O vazio interno da pelve é ocupado feixes neurovasculares e por vísceras recobertas pelo peritôneo (bexiga, ureteres, próstata, vesículas seminais, corpo peniano, cordões espermáticos, útero e anexos – ovários, trompas e mesossalpinges – fundo vaginal, intestinos, enchimentos gordurosos).

ETIOLOGIA PROCTOLÓGICA

Dentre à dores de etiologia proctológica:

– Proctalgia fugaz e síndrome elevador do ânus

– Síndrome dolorosa perineais crônicas

– Coccigodinia

– Dor perianal idiopática

PROCTALGIA FUGAZ E SÍNDROME DO ELEVADOR

Quadro clínico: surge a dor no reto e cessa rapidamente, com duração de 1 a 2 minutos, desaparece espontaneamente e recorrência em intervalos irregulares, sem relação com doença orgânica. Ocorrendo habitualmente à noite, na primeira fase do sono, sem alterações intestinais. Pode ser descrita, em geral, logo acima do ânus, na região do reto, como torturante, opressiva, espasmódica, aguda, apertada.
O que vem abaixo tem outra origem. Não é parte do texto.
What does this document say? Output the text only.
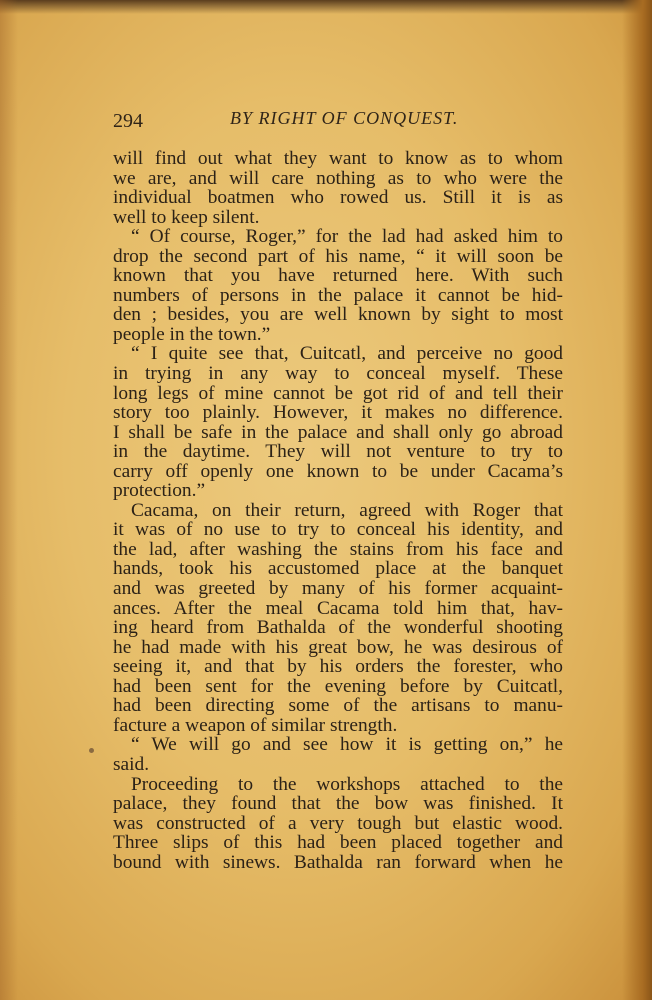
294	BY RIGHT OF CONQUEST.
will find out what they want to know as to whom
we are, and will care nothing as to who were the
individual boatmen who rowed us. Still it is as
well to keep silent.
“ Of course, Roger,” for the lad had asked him to
drop the second part of his name, “ it will soon be
known that you have returned here. With such
numbers of persons in the palace it cannot be hid-
den ; besides, you are well known by sight to most
people in the town.”
“ I quite see that, Cuitcatl, and perceive no good
in trying in any way to conceal myself. These
long legs of mine cannot be got rid of and tell their
story too plainly. However, it makes no difference.
I shall be safe in the palace and shall only go abroad
in the daytime. They will not venture to try to
carry off openly one known to be under Cacama’s
protection.”
Cacama, on their return, agreed with Roger that
it was of no use to try to conceal his identity, and
the lad, after washing the stains from his face and
hands, took his accustomed place at the banquet
and was greeted by many of his former acquaint-
ances. After the meal Cacama told him that, hav-
ing heard from Bathalda of the wonderful shooting
he had made with his great bow, he was desirous of
seeing it, and that by his orders the forester, who
had been sent for the evening before by Cuitcatl,
had been directing some of the artisans to manu-
facture a weapon of similar strength.
“ We will go and see how it is getting on,” he
said.
Proceeding to the workshops attached to the
palace, they found that the bow was finished. It
was constructed of a very tough but elastic wood.
Three slips of this had been placed together and
bound with sinews. Bathalda ran forward when he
Mecanismo: possivelmente secundária às contrações espásticas do músculo puborretal associadas ou não aos outros elementos musculares do assoalho pélvico, inclusive na musculatura lisa do esfíncter anal interno.  O alívio da dor pode ser precipitado pelo relaxamento do períneo, na micção e na evacuação fecal. Há casos que evoluem com melhora após bloqueio do nervo pudendo, sugerindo sensibilização do nervo pudendo.

 

 SÍNDROME DO ELEVADOR DO ÂNUS

Quadro clínico: dor pesada ou em pressão no reto, sensação de estar sentando sobre uma bola ou como se tivesse uma bola dentro do reto. A dor piora quando a pessoa se senta e melhora quando em pé ou deitada.

A dor no cóccix pode ser altamente incapacitante. A definição do diagnóstico e do plano terapêutico depende do estudo dinâmico do cóccix, da palpação dolorosa do cóccix e da supressão da dor pela infiltração local com anestésicos.

 

 

 Os achados radiográficos mais comuns são:

– Cóccix normal: sem alterações patológicas estruturais e hipermobilidade. Geralmente, nestes casos, a ocorrência da dor deve-se a espasmos e dor miofascial da musculatura pélvica. Mas também pode ser decorrente de causas mais raras, como artrite pós-traumática na junção sacrococcígea ou secundária a um tumor ou processo infeccioso.

– Subluxação anterior

– Subluxação posterior, mais frequente em obesos.

– Hipermobilidade

– Espículas ósseas

Para informações detalhadas sobre  diagnóstico e o tratamento da dor no cóccix, sugiro a leitura do texto especifico sobre este assunto: Dor no cóccix tem tratamento !

 DOR PERIANAL IDIOPÁTICA

Quadro clínico: Dor se localiza no ânus, com irradiação ao canal anal e a transição anorretal. Varia em intensidade, persistentemente presente, pode melhorar quando o paciente senta, evacua ou quando deita. Extremamente incômoda.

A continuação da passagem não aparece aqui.